The research team conducted trials on patients with aggressive sarcomas that express the NY-ESO-1 antigen. This cancer-testis antigen, present in 80% of synovial sarcomas, can serve as both a safe therapeutic target and effectively distinguish tumors from normal tissues. By inserting cancer-specific receptors into the patients' own hematopoietic stem cells and then implanting them through bone marrow transplantation, these engineered stem cells can continuously generate T cells carrying antigen receptors in the body. One of the patients, after receiving the treatment, not only showed signs of tumor regression but also had detectable levels of engineered T cells in the body for several months.
This therapy solves the persistence problem of traditional immunotherapy through gene reprogramming technology. Existing T cell therapies often fail due to cell exhaustion, while stem cells, as "immortalized" "cell factories", can continuously produce fresh anti-cancer cells. Studies have shown that after the genetically modified stem cells were successfully implanted into the patient's bone marrow, their stable production system was confirmed through in vivo visualization technology.

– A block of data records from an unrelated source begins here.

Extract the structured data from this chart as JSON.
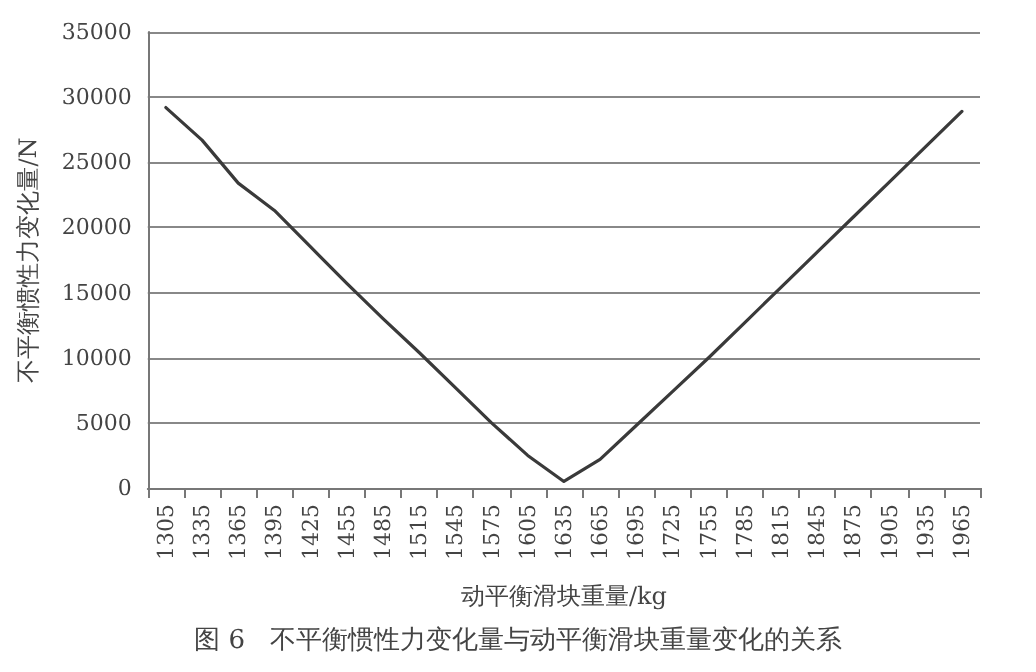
{
  "chart_data": {
    "type": "line",
    "title": "图 6   不平衡惯性力变化量与动平衡滑块重量变化的关系",
    "xlabel": "动平衡滑块重量/kg",
    "ylabel": "不平衡惯性力变化量/N",
    "categories": [
      "1305",
      "1335",
      "1365",
      "1395",
      "1425",
      "1455",
      "1485",
      "1515",
      "1545",
      "1575",
      "1605",
      "1635",
      "1665",
      "1695",
      "1725",
      "1755",
      "1785",
      "1815",
      "1845",
      "1875",
      "1905",
      "1935",
      "1965"
    ],
    "series": [
      {
        "color": "#3a3a3a",
        "values": [
          29200,
          26700,
          23400,
          21300,
          18500,
          15700,
          13000,
          10400,
          7700,
          5000,
          2500,
          500,
          2200,
          4800,
          7400,
          10000,
          12700,
          15400,
          18100,
          20800,
          23500,
          26200,
          28900
        ]
      }
    ],
    "ylim": [
      0,
      35000
    ],
    "yticks": [
      0,
      5000,
      10000,
      15000,
      20000,
      25000,
      30000,
      35000
    ],
    "grid": "y",
    "marker": "none",
    "line_style": "solid"
  }
}
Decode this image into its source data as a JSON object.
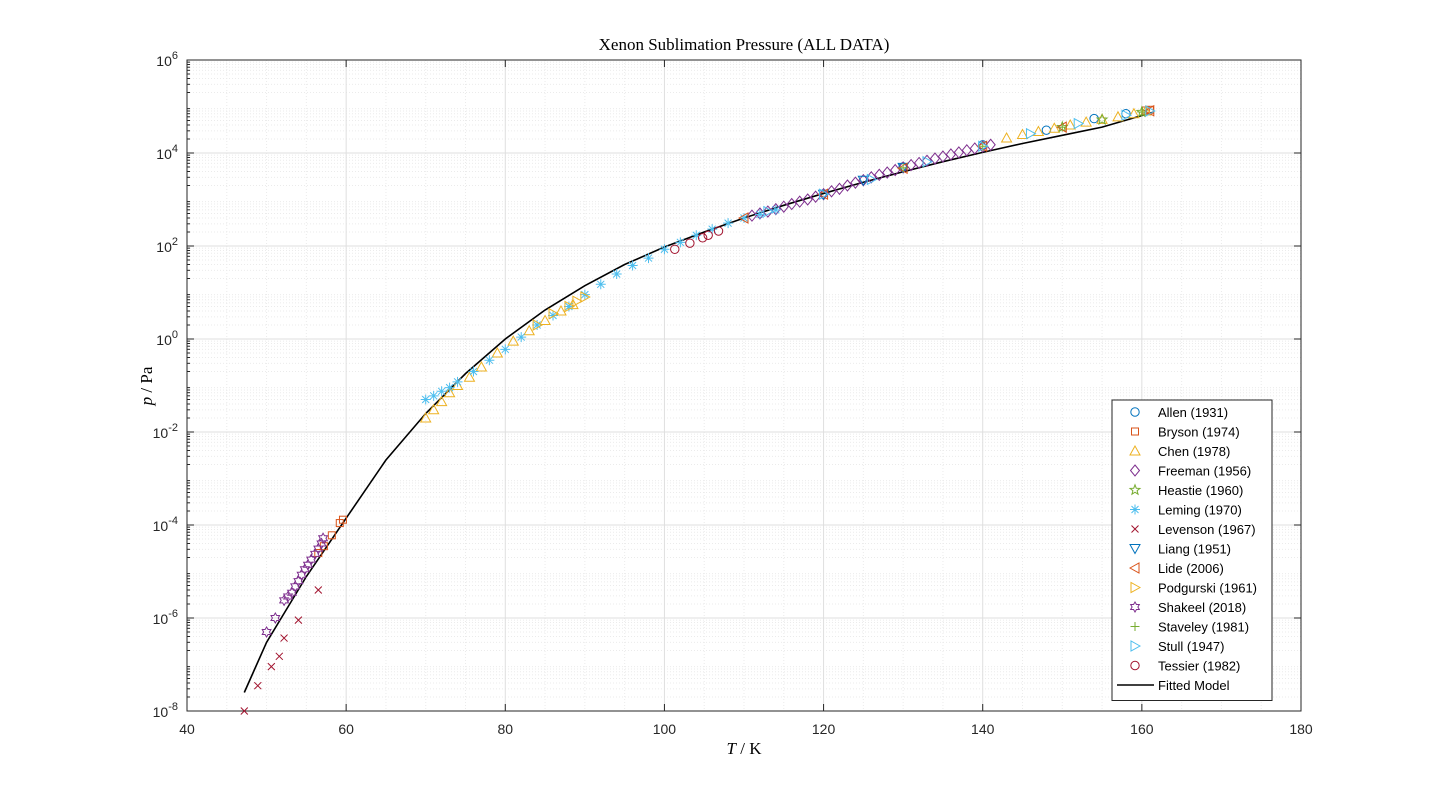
{
  "chart_data": {
    "type": "scatter",
    "title": "Xenon Sublimation Pressure (ALL DATA)",
    "xlabel_var": "T",
    "xlabel_unit": "K",
    "ylabel_var": "p",
    "ylabel_unit": "Pa",
    "xlim": [
      40,
      180
    ],
    "ylim_log10": [
      -8,
      6
    ],
    "yscale": "log",
    "grid": true,
    "minor_grid": true,
    "legend_position": "bottom-right",
    "x_ticks": [
      "40",
      "60",
      "80",
      "100",
      "120",
      "140",
      "160",
      "180"
    ],
    "y_tick_base": "10",
    "y_tick_exponents": [
      "-8",
      "-6",
      "-4",
      "-2",
      "0",
      "2",
      "4",
      "6"
    ],
    "series": [
      {
        "name": "Allen (1931)",
        "marker": "circle",
        "color": "#0072BD",
        "points": [
          [
            130,
            5000
          ],
          [
            140,
            15000
          ],
          [
            148,
            31000
          ],
          [
            154,
            55000
          ],
          [
            158,
            70000
          ]
        ]
      },
      {
        "name": "Bryson (1974)",
        "marker": "square",
        "color": "#D95319",
        "points": [
          [
            56.5,
            2.5e-05
          ],
          [
            57.2,
            3.5e-05
          ],
          [
            58.2,
            6e-05
          ],
          [
            59.2,
            0.00011
          ],
          [
            59.6,
            0.00013
          ],
          [
            160.5,
            82000
          ],
          [
            161,
            85000
          ]
        ]
      },
      {
        "name": "Chen (1978)",
        "marker": "triangle-up",
        "color": "#EDB120",
        "points": [
          [
            70,
            0.02
          ],
          [
            71,
            0.03
          ],
          [
            72,
            0.045
          ],
          [
            73,
            0.07
          ],
          [
            74,
            0.1
          ],
          [
            75.5,
            0.15
          ],
          [
            77,
            0.25
          ],
          [
            79,
            0.5
          ],
          [
            81,
            0.9
          ],
          [
            83,
            1.5
          ],
          [
            85,
            2.5
          ],
          [
            87,
            4
          ],
          [
            88.5,
            5.5
          ],
          [
            143,
            21000
          ],
          [
            145,
            25000
          ],
          [
            147,
            29000
          ],
          [
            149,
            34000
          ],
          [
            151,
            40000
          ],
          [
            153,
            46000
          ],
          [
            155,
            53000
          ],
          [
            157,
            60000
          ],
          [
            159,
            70000
          ],
          [
            160.5,
            80000
          ]
        ]
      },
      {
        "name": "Freeman (1956)",
        "marker": "diamond",
        "color": "#7E2F8E",
        "points": [
          [
            111,
            450
          ],
          [
            112,
            500
          ],
          [
            113,
            550
          ],
          [
            114,
            620
          ],
          [
            115,
            700
          ],
          [
            116,
            800
          ],
          [
            117,
            900
          ],
          [
            118,
            1000
          ],
          [
            119,
            1150
          ],
          [
            120,
            1300
          ],
          [
            121,
            1500
          ],
          [
            122,
            1700
          ],
          [
            123,
            2000
          ],
          [
            124,
            2300
          ],
          [
            125,
            2600
          ],
          [
            126,
            3000
          ],
          [
            127,
            3400
          ],
          [
            128,
            3800
          ],
          [
            129,
            4300
          ],
          [
            130,
            4900
          ],
          [
            131,
            5500
          ],
          [
            132,
            6100
          ],
          [
            133,
            6800
          ],
          [
            134,
            7600
          ],
          [
            135,
            8400
          ],
          [
            136,
            9300
          ],
          [
            137,
            10300
          ],
          [
            138,
            11400
          ],
          [
            139,
            12500
          ],
          [
            140,
            13700
          ],
          [
            141,
            15000
          ]
        ]
      },
      {
        "name": "Heastie (1960)",
        "marker": "pentagram",
        "color": "#77AC30",
        "points": [
          [
            150,
            36000
          ],
          [
            155,
            52000
          ],
          [
            160,
            76000
          ]
        ]
      },
      {
        "name": "Leming (1970)",
        "marker": "asterisk",
        "color": "#4DBEEE",
        "points": [
          [
            70,
            0.05
          ],
          [
            71,
            0.06
          ],
          [
            72,
            0.075
          ],
          [
            73,
            0.09
          ],
          [
            74,
            0.12
          ],
          [
            76,
            0.2
          ],
          [
            78,
            0.35
          ],
          [
            80,
            0.6
          ],
          [
            82,
            1.1
          ],
          [
            84,
            2
          ],
          [
            86,
            3.2
          ],
          [
            88,
            5
          ],
          [
            90,
            9
          ],
          [
            92,
            15
          ],
          [
            94,
            25
          ],
          [
            96,
            38
          ],
          [
            98,
            55
          ],
          [
            100,
            85
          ],
          [
            102,
            120
          ],
          [
            104,
            170
          ],
          [
            106,
            230
          ],
          [
            108,
            310
          ],
          [
            110,
            400
          ],
          [
            112,
            480
          ],
          [
            114,
            600
          ]
        ]
      },
      {
        "name": "Levenson (1967)",
        "marker": "x",
        "color": "#A2142F",
        "points": [
          [
            47.2,
            1e-08
          ],
          [
            48.9,
            3.5e-08
          ],
          [
            50.6,
            9e-08
          ],
          [
            51.6,
            1.5e-07
          ],
          [
            52.2,
            3.7e-07
          ],
          [
            54,
            9e-07
          ],
          [
            56.5,
            4e-06
          ]
        ]
      },
      {
        "name": "Liang (1951)",
        "marker": "triangle-down",
        "color": "#0072BD",
        "points": [
          [
            120,
            1300
          ],
          [
            125,
            2600
          ],
          [
            130,
            4900
          ]
        ]
      },
      {
        "name": "Lide (2006)",
        "marker": "triangle-left",
        "color": "#D95319",
        "points": [
          [
            110,
            400
          ],
          [
            120,
            1300
          ],
          [
            130,
            4700
          ],
          [
            140,
            14000
          ],
          [
            150,
            36000
          ],
          [
            161,
            81000
          ]
        ]
      },
      {
        "name": "Podgurski (1961)",
        "marker": "triangle-right",
        "color": "#EDB120",
        "points": [
          [
            84,
            2
          ],
          [
            86,
            3.5
          ],
          [
            88,
            5
          ],
          [
            89,
            6.5
          ],
          [
            90,
            8
          ]
        ]
      },
      {
        "name": "Shakeel (2018)",
        "marker": "hexagram",
        "color": "#7E2F8E",
        "points": [
          [
            50,
            5e-07
          ],
          [
            51.1,
            1e-06
          ],
          [
            52.2,
            2.4e-06
          ],
          [
            52.7,
            2.9e-06
          ],
          [
            53.2,
            3.5e-06
          ],
          [
            53.6,
            4.8e-06
          ],
          [
            54,
            6.2e-06
          ],
          [
            54.4,
            8.5e-06
          ],
          [
            54.8,
            1.12e-05
          ],
          [
            55.2,
            1.4e-05
          ],
          [
            55.6,
            1.8e-05
          ],
          [
            56.1,
            2.4e-05
          ],
          [
            56.5,
            3.1e-05
          ],
          [
            56.9,
            4e-05
          ],
          [
            57.1,
            5.2e-05
          ]
        ]
      },
      {
        "name": "Staveley (1981)",
        "marker": "plus",
        "color": "#77AC30",
        "points": [
          [
            130,
            4800
          ],
          [
            140,
            14000
          ],
          [
            150,
            36000
          ],
          [
            160,
            76000
          ]
        ]
      },
      {
        "name": "Stull (1947)",
        "marker": "triangle-right",
        "color": "#4DBEEE",
        "points": [
          [
            113,
            550
          ],
          [
            120,
            1300
          ],
          [
            126,
            2700
          ],
          [
            133,
            6500
          ],
          [
            140,
            14000
          ],
          [
            146,
            26000
          ],
          [
            152,
            43000
          ],
          [
            158,
            65000
          ],
          [
            161,
            80000
          ]
        ]
      },
      {
        "name": "Tessier (1982)",
        "marker": "circle",
        "color": "#A2142F",
        "points": [
          [
            101.3,
            85
          ],
          [
            103.2,
            115
          ],
          [
            104.8,
            150
          ],
          [
            105.5,
            170
          ],
          [
            106.8,
            210
          ]
        ]
      }
    ],
    "fit": {
      "name": "Fitted Model",
      "color": "#000000",
      "curve": [
        [
          47.2,
          2.5e-08
        ],
        [
          50,
          3e-07
        ],
        [
          55,
          7.8e-06
        ],
        [
          60,
          0.00014
        ],
        [
          65,
          0.0025
        ],
        [
          70,
          0.025
        ],
        [
          75,
          0.18
        ],
        [
          80,
          1.0
        ],
        [
          85,
          4.2
        ],
        [
          90,
          14
        ],
        [
          95,
          40
        ],
        [
          100,
          95
        ],
        [
          105,
          200
        ],
        [
          110,
          400
        ],
        [
          115,
          750
        ],
        [
          120,
          1350
        ],
        [
          125,
          2350
        ],
        [
          130,
          3950
        ],
        [
          135,
          6500
        ],
        [
          140,
          10300
        ],
        [
          145,
          16000
        ],
        [
          150,
          24000
        ],
        [
          155,
          36000
        ],
        [
          161.4,
          75000
        ]
      ]
    }
  }
}
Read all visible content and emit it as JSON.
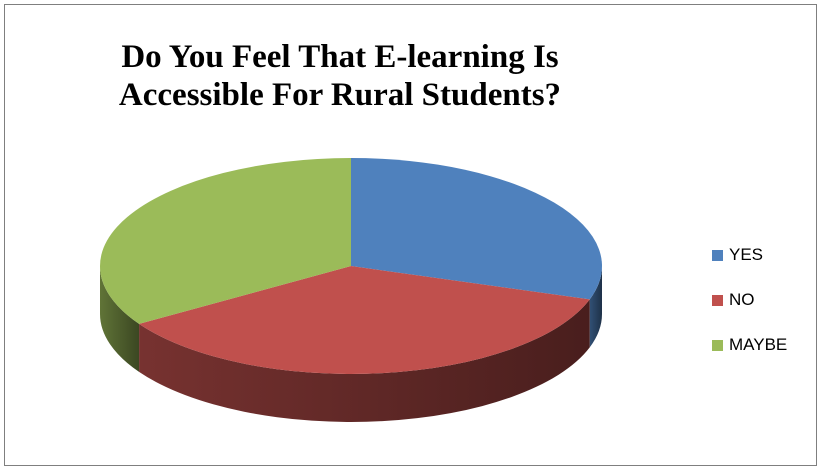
{
  "chart_data": {
    "type": "pie",
    "style": "3d",
    "title_lines": [
      "Do You Feel That E-learning Is",
      "Accessible For Rural Students?"
    ],
    "categories": [
      "YES",
      "NO",
      "MAYBE"
    ],
    "values": [
      30,
      36,
      34
    ],
    "colors": {
      "YES": "#4f81bd",
      "NO": "#c0504d",
      "MAYBE": "#9bbb59"
    },
    "legend_placement": "right"
  }
}
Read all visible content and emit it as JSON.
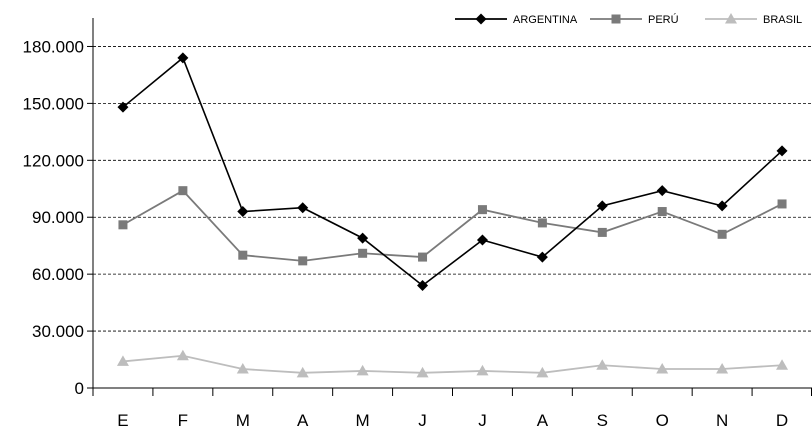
{
  "chart_data": {
    "type": "line",
    "categories": [
      "E",
      "F",
      "M",
      "A",
      "M",
      "J",
      "J",
      "A",
      "S",
      "O",
      "N",
      "D"
    ],
    "ylim": [
      0,
      195000
    ],
    "yticks": [
      0,
      30000,
      60000,
      90000,
      120000,
      150000,
      180000
    ],
    "ytick_labels": [
      "0",
      "30.000",
      "60.000",
      "90.000",
      "120.000",
      "150.000",
      "180.000"
    ],
    "grid": "horizontal dashed",
    "legend_position": "top-right",
    "series": [
      {
        "name": "ARGENTINA",
        "marker": "diamond",
        "color": "#000000",
        "values": [
          148000,
          174000,
          93000,
          95000,
          79000,
          54000,
          78000,
          69000,
          96000,
          104000,
          96000,
          125000
        ]
      },
      {
        "name": "PERÚ",
        "marker": "square",
        "color": "#7a7a7a",
        "values": [
          86000,
          104000,
          70000,
          67000,
          71000,
          69000,
          94000,
          87000,
          82000,
          93000,
          81000,
          97000
        ]
      },
      {
        "name": "BRASIL",
        "marker": "triangle",
        "color": "#bdbdbd",
        "values": [
          14000,
          17000,
          10000,
          8000,
          9000,
          8000,
          9000,
          8000,
          12000,
          10000,
          10000,
          12000
        ]
      }
    ]
  }
}
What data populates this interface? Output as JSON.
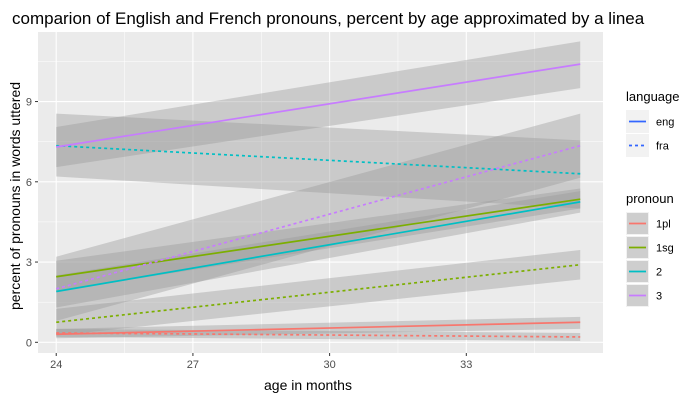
{
  "chart_data": {
    "type": "line",
    "title": "comparion of English and French pronouns, percent by age approximated by a linea",
    "xlabel": "age in months",
    "ylabel": "percent of pronouns in words uttered",
    "xlim": [
      23.6,
      36.0
    ],
    "ylim": [
      -0.4,
      11.6
    ],
    "x_ticks": [
      24,
      27,
      30,
      33
    ],
    "y_ticks": [
      0,
      3,
      6,
      9
    ],
    "x_tick_labels": [
      "24",
      "27",
      "30",
      "33"
    ],
    "y_tick_labels": [
      "0",
      "3",
      "6",
      "9"
    ],
    "grid": true,
    "legend_position": "right",
    "legends": [
      {
        "title": "language",
        "entries": [
          {
            "label": "eng",
            "linetype": "solid",
            "color": "#3366ff"
          },
          {
            "label": "fra",
            "linetype": "dashed",
            "color": "#3366ff"
          }
        ]
      },
      {
        "title": "pronoun",
        "entries": [
          {
            "label": "1pl",
            "color": "#f8766d"
          },
          {
            "label": "1sg",
            "color": "#7cae00"
          },
          {
            "label": "2",
            "color": "#00bfc4"
          },
          {
            "label": "3",
            "color": "#c77cff"
          }
        ]
      }
    ],
    "series": [
      {
        "pronoun": "1pl",
        "language": "eng",
        "color": "#f8766d",
        "linetype": "solid",
        "x": [
          24,
          35.5
        ],
        "y": [
          0.3,
          0.75
        ],
        "ci_lower": [
          0.15,
          0.5
        ],
        "ci_upper": [
          0.5,
          0.95
        ]
      },
      {
        "pronoun": "1pl",
        "language": "fra",
        "color": "#f8766d",
        "linetype": "dashed",
        "x": [
          24,
          35.5
        ],
        "y": [
          0.35,
          0.2
        ],
        "ci_lower": [
          0.2,
          0.05
        ],
        "ci_upper": [
          0.5,
          0.35
        ]
      },
      {
        "pronoun": "1sg",
        "language": "eng",
        "color": "#7cae00",
        "linetype": "solid",
        "x": [
          24,
          35.5
        ],
        "y": [
          2.45,
          5.35
        ],
        "ci_lower": [
          1.9,
          5.0
        ],
        "ci_upper": [
          3.05,
          5.75
        ]
      },
      {
        "pronoun": "1sg",
        "language": "fra",
        "color": "#7cae00",
        "linetype": "dashed",
        "x": [
          24,
          35.5
        ],
        "y": [
          0.75,
          2.9
        ],
        "ci_lower": [
          0.25,
          2.35
        ],
        "ci_upper": [
          1.25,
          3.45
        ]
      },
      {
        "pronoun": "2",
        "language": "eng",
        "color": "#00bfc4",
        "linetype": "solid",
        "x": [
          24,
          35.5
        ],
        "y": [
          1.9,
          5.25
        ],
        "ci_lower": [
          1.3,
          4.85
        ],
        "ci_upper": [
          2.5,
          5.65
        ]
      },
      {
        "pronoun": "2",
        "language": "fra",
        "color": "#00bfc4",
        "linetype": "dashed",
        "x": [
          24,
          35.5
        ],
        "y": [
          7.35,
          6.3
        ],
        "ci_lower": [
          6.2,
          5.0
        ],
        "ci_upper": [
          8.55,
          7.55
        ]
      },
      {
        "pronoun": "3",
        "language": "eng",
        "color": "#c77cff",
        "linetype": "solid",
        "x": [
          24,
          35.5
        ],
        "y": [
          7.3,
          10.4
        ],
        "ci_lower": [
          6.55,
          9.5
        ],
        "ci_upper": [
          8.05,
          11.25
        ]
      },
      {
        "pronoun": "3",
        "language": "fra",
        "color": "#c77cff",
        "linetype": "dashed",
        "x": [
          24,
          35.5
        ],
        "y": [
          2.0,
          7.35
        ],
        "ci_lower": [
          0.8,
          6.15
        ],
        "ci_upper": [
          3.2,
          8.55
        ]
      }
    ],
    "colors": {
      "panel": "#ebebeb",
      "grid_major": "#ffffff",
      "ribbon": "#999999",
      "tick_label": "#4d4d4d",
      "legend_key_bg": "#f2f2f2"
    }
  }
}
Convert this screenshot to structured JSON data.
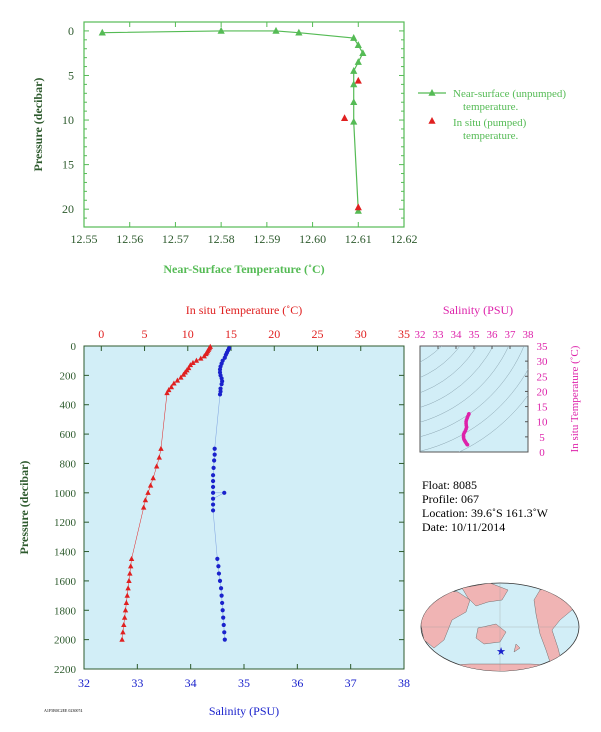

The research team stated that this strategy of building a persistent immune response through hematopoietic stem cells can be extended to HIV infection treatment in the future, and even used to reset the immune system of patients with autoimmune diseases. Currently, the therapy requires complex processes such as stem cell collection, gene editing, and high-dose chemotherapy pretreatment, but with technological optimization, it is expected to become a new approach for preventing cancer recurrence and radical treatment.
This research, which lasted more than ten years and was promoted by more than 30 scientists, is still in the experimental stage and has not yet entered clinical application. However, it has shown extensive potential, providing a brand-new strategic direction for the treatment of solid tumors, and indicating that future cancer treatment is shifting from a single course of treatment to the construction of a persistent immune defense system.